A Step by Step Guide to Tracking Hugging Face Model Performance

A quick tutorial for training NLP models with HuggingFace and visualizing their performance with Weights & Biases. Made by Jack Morris using W&B
Jack Morris

A: Setup

This tutorial explains how to train a model (specifically, an NLP classifier) using the Weights & Biases and HuggingFace transformers Python packages.

Run the Google Colab Notebook →

1. Installation

Both packages are available on PyPI, so we can install them like this:

pip install git+https://github.com/huggingface/transformers.git
pip install wandb

2. Connecting Weights & Biases

Open the Python shell (type python in the console) and type the following:

import wandb

That's it! Our wandb package will now log runs to our Weights & Biases account. So when we train our model, we'll be able to log onto app.wandb.ai and see statistics about training, while it's going on.

3. Downloading Scripts

We're going to use two scripts provided by transformers in this tutorial: one script to download the data, and one script to train the models. We can grab the scripts from the web using wget (the -qq just downloads files "quietly", without any output to stdout):

wget https://raw.githubusercontent.com/huggingface/transformers/master/utils/download_glue_data.py -qq

4. Downloading Data

We just downloaded download_glue_data.py, a script provided by transformers that downloads and processes datasets from the GLUE Benchmark. Run this script to download all of the GLUE datasets:

python download_glue_data.py

Run the Google Colab Notebook →

B. The GLUE Benchmark

By now, you're probably curious what task and dataset we're actually going to be training our model on. Out of the box, transformers provides great support for the General Language Understanding Evaluation (GLUE) benchmark.


GLUE is really just a collection of nine datasets and tasks for training NLP models.

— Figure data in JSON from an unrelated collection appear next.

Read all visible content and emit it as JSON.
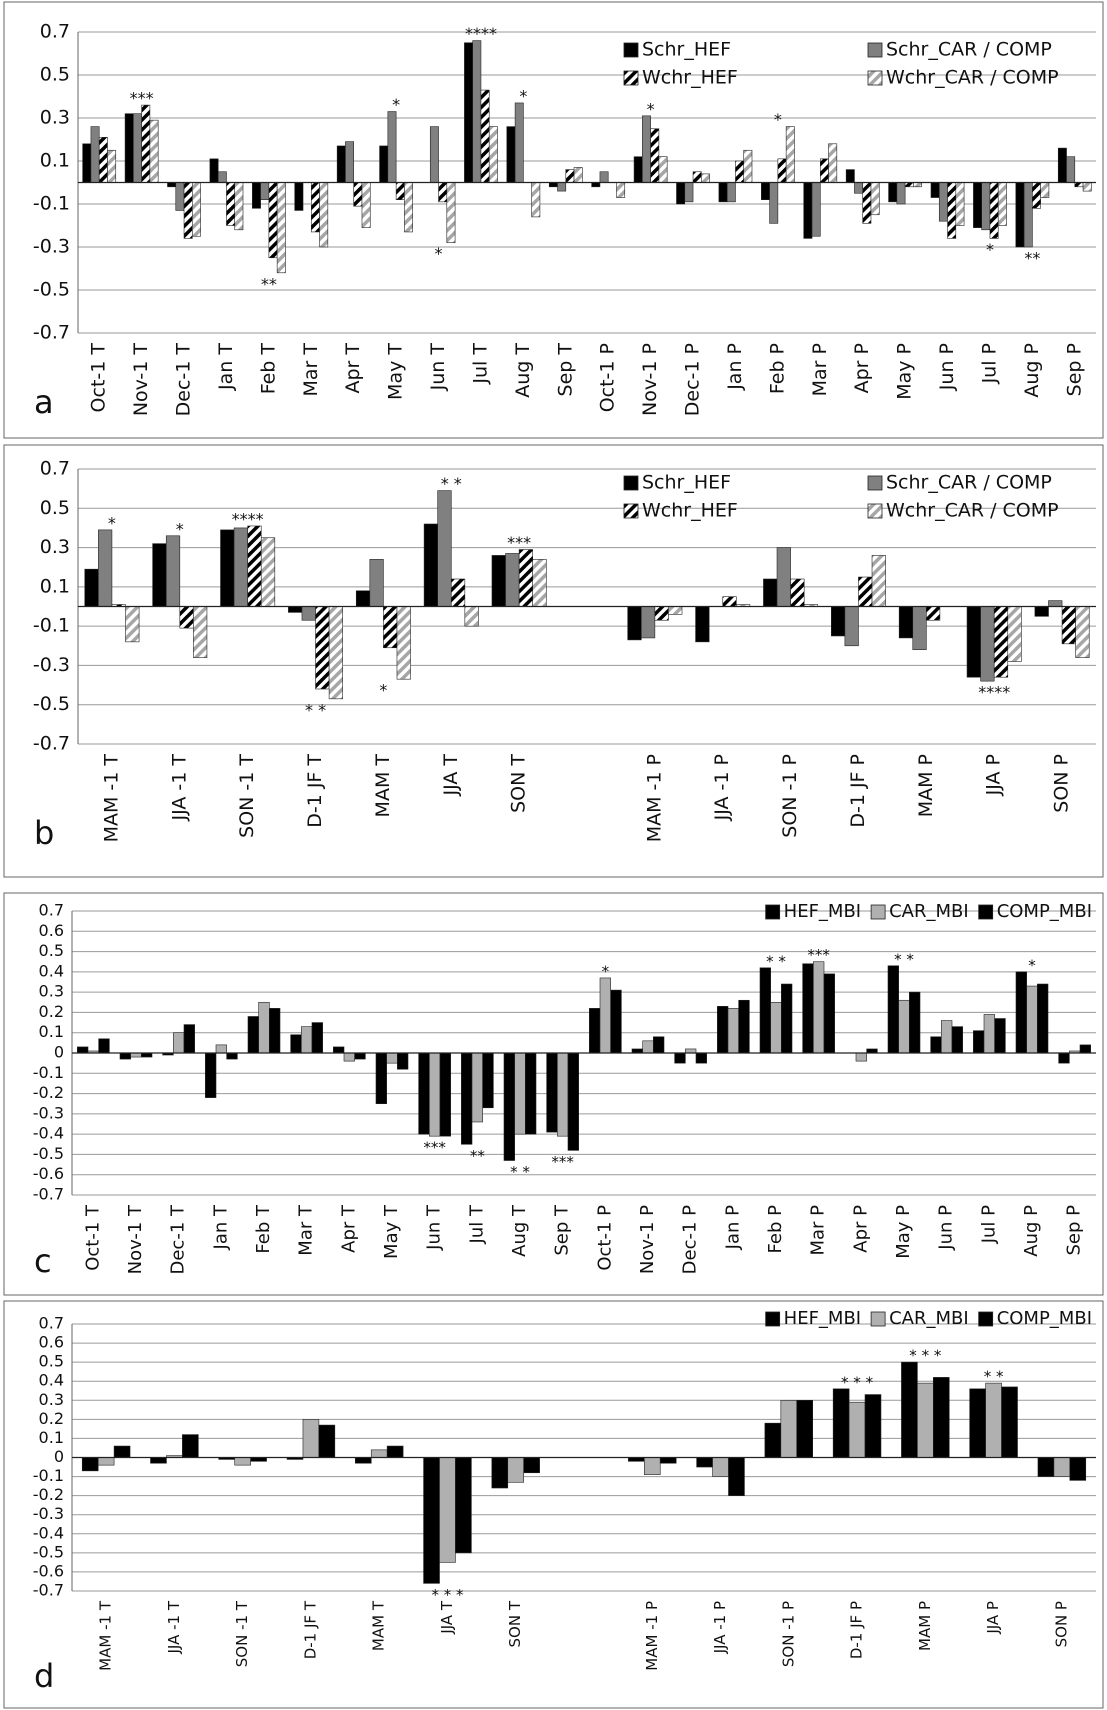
{
  "chart_data": [
    {
      "type": "bar",
      "panel_label": "a",
      "categories": [
        "Oct-1 T",
        "Nov-1 T",
        "Dec-1 T",
        "Jan T",
        "Feb T",
        "Mar T",
        "Apr T",
        "May T",
        "Jun T",
        "Jul T",
        "Aug T",
        "Sep T",
        "Oct-1 P",
        "Nov-1 P",
        "Dec-1 P",
        "Jan P",
        "Feb P",
        "Mar P",
        "Apr P",
        "May P",
        "Jun P",
        "Jul P",
        "Aug P",
        "Sep P"
      ],
      "series": [
        {
          "name": "Schr_HEF",
          "color": "#000000",
          "values": [
            0.18,
            0.32,
            -0.02,
            0.11,
            -0.12,
            -0.13,
            0.17,
            0.17,
            0.0,
            0.65,
            0.26,
            -0.02,
            -0.02,
            0.12,
            -0.1,
            -0.09,
            -0.08,
            -0.26,
            0.06,
            -0.09,
            -0.07,
            -0.21,
            -0.3,
            0.16
          ]
        },
        {
          "name": "Schr_CAR / COMP",
          "color": "#808080",
          "values": [
            0.26,
            0.32,
            -0.13,
            0.05,
            -0.08,
            0.0,
            0.19,
            0.33,
            0.26,
            0.66,
            0.37,
            -0.04,
            0.05,
            0.31,
            -0.09,
            -0.09,
            -0.19,
            -0.25,
            -0.05,
            -0.1,
            -0.18,
            -0.22,
            -0.3,
            0.12
          ]
        },
        {
          "name": "Wchr_HEF",
          "color": "#000000",
          "pattern": "hatch",
          "values": [
            0.21,
            0.36,
            -0.26,
            -0.2,
            -0.35,
            -0.23,
            -0.11,
            -0.08,
            -0.09,
            0.43,
            0.0,
            0.06,
            0.0,
            0.25,
            0.05,
            0.1,
            0.11,
            0.11,
            -0.19,
            -0.02,
            -0.26,
            -0.26,
            -0.12,
            -0.02
          ]
        },
        {
          "name": "Wchr_CAR / COMP",
          "color": "#a6a6a6",
          "pattern": "hatch",
          "values": [
            0.15,
            0.29,
            -0.25,
            -0.22,
            -0.42,
            -0.3,
            -0.21,
            -0.23,
            -0.28,
            0.26,
            -0.16,
            0.07,
            -0.07,
            0.12,
            0.04,
            0.15,
            0.26,
            0.18,
            -0.15,
            -0.02,
            -0.2,
            -0.2,
            -0.07,
            -0.04
          ]
        }
      ],
      "significance": [
        null,
        "***",
        null,
        null,
        "**",
        null,
        null,
        "*",
        "*",
        "****",
        "*",
        null,
        null,
        "*",
        null,
        null,
        "*",
        null,
        null,
        null,
        null,
        "*",
        "**",
        null
      ],
      "ylim": [
        -0.7,
        0.7
      ],
      "yticks": [
        0.7,
        0.5,
        0.3,
        0.1,
        -0.1,
        -0.3,
        -0.5,
        -0.7
      ],
      "grid": true,
      "legend": "upper right"
    },
    {
      "type": "bar",
      "panel_label": "b",
      "categories": [
        "MAM -1 T",
        "JJA -1 T",
        "SON -1 T",
        "D-1 JF T",
        "MAM T",
        "JJA T",
        "SON T",
        null,
        "MAM -1 P",
        "JJA -1 P",
        "SON -1 P",
        "D-1 JF P",
        "MAM P",
        "JJA P",
        "SON P"
      ],
      "series": [
        {
          "name": "Schr_HEF",
          "color": "#000000",
          "values": [
            0.19,
            0.32,
            0.39,
            -0.03,
            0.08,
            0.42,
            0.26,
            null,
            -0.17,
            -0.18,
            0.14,
            -0.15,
            -0.16,
            -0.36,
            -0.05
          ]
        },
        {
          "name": "Schr_CAR / COMP",
          "color": "#808080",
          "values": [
            0.39,
            0.36,
            0.4,
            -0.07,
            0.24,
            0.59,
            0.27,
            null,
            -0.16,
            0.0,
            0.3,
            -0.2,
            -0.22,
            -0.38,
            0.03
          ]
        },
        {
          "name": "Wchr_HEF",
          "color": "#000000",
          "pattern": "hatch",
          "values": [
            0.01,
            -0.11,
            0.41,
            -0.42,
            -0.21,
            0.14,
            0.29,
            null,
            -0.07,
            0.05,
            0.14,
            0.15,
            -0.07,
            -0.36,
            -0.19
          ]
        },
        {
          "name": "Wchr_CAR / COMP",
          "color": "#a6a6a6",
          "pattern": "hatch",
          "values": [
            -0.18,
            -0.26,
            0.35,
            -0.47,
            -0.37,
            -0.1,
            0.24,
            null,
            -0.04,
            0.01,
            0.01,
            0.26,
            0.0,
            -0.28,
            -0.26
          ]
        }
      ],
      "significance": [
        "*",
        "*",
        "****",
        "* *",
        "*",
        "* *",
        "***",
        null,
        null,
        null,
        null,
        null,
        null,
        "****",
        null
      ],
      "ylim": [
        -0.7,
        0.7
      ],
      "yticks": [
        0.7,
        0.5,
        0.3,
        0.1,
        -0.1,
        -0.3,
        -0.5,
        -0.7
      ],
      "grid": true,
      "legend": "upper right"
    },
    {
      "type": "bar",
      "panel_label": "c",
      "categories": [
        "Oct-1 T",
        "Nov-1 T",
        "Dec-1 T",
        "Jan T",
        "Feb T",
        "Mar T",
        "Apr T",
        "May T",
        "Jun T",
        "Jul T",
        "Aug T",
        "Sep T",
        "Oct-1 P",
        "Nov-1 P",
        "Dec-1 P",
        "Jan P",
        "Feb P",
        "Mar P",
        "Apr P",
        "May P",
        "Jun P",
        "Jul P",
        "Aug P",
        "Sep P"
      ],
      "series": [
        {
          "name": "HEF_MBI",
          "color": "#000000",
          "values": [
            0.03,
            -0.03,
            -0.01,
            -0.22,
            0.18,
            0.09,
            0.03,
            -0.25,
            -0.4,
            -0.45,
            -0.53,
            -0.39,
            0.22,
            0.02,
            -0.05,
            0.23,
            0.42,
            0.44,
            0.0,
            0.43,
            0.08,
            0.11,
            0.4,
            -0.05
          ]
        },
        {
          "name": "CAR_MBI",
          "color": "#b0b0b0",
          "values": [
            0.01,
            -0.02,
            0.1,
            0.04,
            0.25,
            0.13,
            -0.04,
            -0.05,
            -0.41,
            -0.34,
            -0.4,
            -0.41,
            0.37,
            0.06,
            0.02,
            0.22,
            0.25,
            0.45,
            -0.04,
            0.26,
            0.16,
            0.19,
            0.33,
            0.01
          ]
        },
        {
          "name": "COMP_MBI",
          "color": "#000000",
          "values": [
            0.07,
            -0.02,
            0.14,
            -0.03,
            0.22,
            0.15,
            -0.03,
            -0.08,
            -0.41,
            -0.27,
            -0.4,
            -0.48,
            0.31,
            0.08,
            -0.05,
            0.26,
            0.34,
            0.39,
            0.02,
            0.3,
            0.13,
            0.17,
            0.34,
            0.04
          ]
        }
      ],
      "significance": [
        null,
        null,
        null,
        null,
        null,
        null,
        null,
        null,
        "***",
        "**",
        "*  *",
        "***",
        "*",
        null,
        null,
        null,
        "*  *",
        "***",
        null,
        "*  *",
        null,
        null,
        "*",
        null
      ],
      "ylim": [
        -0.7,
        0.7
      ],
      "yticks": [
        0.7,
        0.6,
        0.5,
        0.4,
        0.3,
        0.2,
        0.1,
        0,
        -0.1,
        -0.2,
        -0.3,
        -0.4,
        -0.5,
        -0.6,
        -0.7
      ],
      "grid": true,
      "legend": "upper right"
    },
    {
      "type": "bar",
      "panel_label": "d",
      "categories": [
        "MAM -1 T",
        "JJA -1 T",
        "SON -1 T",
        "D-1 JF T",
        "MAM T",
        "JJA T",
        "SON T",
        null,
        "MAM -1 P",
        "JJA -1 P",
        "SON -1 P",
        "D-1 JF P",
        "MAM P",
        "JJA P",
        "SON P"
      ],
      "series": [
        {
          "name": "HEF_MBI",
          "color": "#000000",
          "values": [
            -0.07,
            -0.03,
            -0.01,
            -0.01,
            -0.03,
            -0.66,
            -0.16,
            null,
            -0.02,
            -0.05,
            0.18,
            0.36,
            0.5,
            0.36,
            -0.1
          ]
        },
        {
          "name": "CAR_MBI",
          "color": "#b0b0b0",
          "values": [
            -0.04,
            0.01,
            -0.04,
            0.2,
            0.04,
            -0.55,
            -0.13,
            null,
            -0.09,
            -0.1,
            0.3,
            0.29,
            0.39,
            0.39,
            -0.1
          ]
        },
        {
          "name": "COMP_MBI",
          "color": "#000000",
          "values": [
            0.06,
            0.12,
            -0.02,
            0.17,
            0.06,
            -0.5,
            -0.08,
            null,
            -0.03,
            -0.2,
            0.3,
            0.33,
            0.42,
            0.37,
            -0.12
          ]
        }
      ],
      "significance": [
        null,
        null,
        null,
        null,
        null,
        "* * *",
        null,
        null,
        null,
        null,
        null,
        "* * *",
        "* * *",
        "* *",
        null
      ],
      "ylim": [
        -0.7,
        0.7
      ],
      "yticks": [
        0.7,
        0.6,
        0.5,
        0.4,
        0.3,
        0.2,
        0.1,
        0,
        -0.1,
        -0.2,
        -0.3,
        -0.4,
        -0.5,
        -0.6,
        -0.7
      ],
      "grid": true,
      "legend": "upper right"
    }
  ]
}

If you train a good NLP model, it should be able to generalize well to all nine of these tasks. There's even a public leaderboard that shows the models that have achieved top performance across all the GLUE tasks.

Here's a quick description of each task:

  1. Grammatical acceptability with CoLA
  2. Sentiment analysis with SST-2
  3. Paraphrase identification with MRPC
  4. Semantic similarity with STS-B
  5. Question duplication detection with Quora Question Pairs
  6. Textual Entailment with MNLI-matched, [MNLI-mismatched]and (https://cims.nyu.edu/~sbowman/multinli/)
  7. Recognizing Textual Entailment with RTE
  8. Question answering with SQuAD
  9. Pronoun disambiguation with Winograd Challenge dataset

C: Preparing for Training

Now, as you may have guessed, it's time to run run_glue.py and actually train the model. This script will take care of everything for us: processing the data, training the model, and even logging results to Weights & Biases. Before running it, we have two more things to decide: the dataset and the model.

Choosing our model: DistilBERT

transformers provides lots of state-of-the-art NLP models that we can use for training, including BERT, XLNet, RoBerta, and T5 (see the repository for a full list). They also provide a model hub where community members can share their models. If you train a model that achieves a competitive score on the GLUE benchmark, you should share it on the model hub!

It's up to you which model you choose to train. For this tutorial, we're going to use DistilBERT. DistilBERT is a Transformer that's 40% smaller than BERT but retains 97% of BERT's accuracy.

1_IFVX74cEe8U5D1GveL1uZA.png Source

Choosing our dataset: CoLA

Our training script (run_glue.py) supports all of the GLUE tasks. We downloaded data for all of them in Section 1. We're going to use the CoLA (Corpus of Linguistic Acceptability) dataset, but we could fine-tune our model on any of the nine datasets we've already downloaded. Feel free to choose another dataset (or model!) when you test out the training script.

C: Training the Model

In Section 2, we decided to fine-tune DistilBERT on the CoLA dataset. We're going to supply these two pieces of information as arguments to run_glue.py:

export WANDB_PROJECT=distilbert
export GLUE_DIR=glue_data

python run_glue.py \
  --model_name_or_path distilbert-base-uncased \
  --task_name COLA \
  --data_dir $GLUE_DIR/$TASK_NAME \
  --do_train \
  --do_eval \
  --evaluate_during_training \
  --max_seq_length 128 \
  --per_gpu_train_batch_size 32 \
  --learning_rate 2e-5 \
  --num_train_epochs 6 \
  --output_dir /tmp/$TASK_NAME/ \
  --overwrite_output_dir \
  --logging_steps 50

I've just chosen default hyperparameters for fine-tuning (learning rate $2*10^{-5}$, for example) and provided some other command-line arguments. (If you're unsure what an argument is for, you can always run python run_glue.py --help.)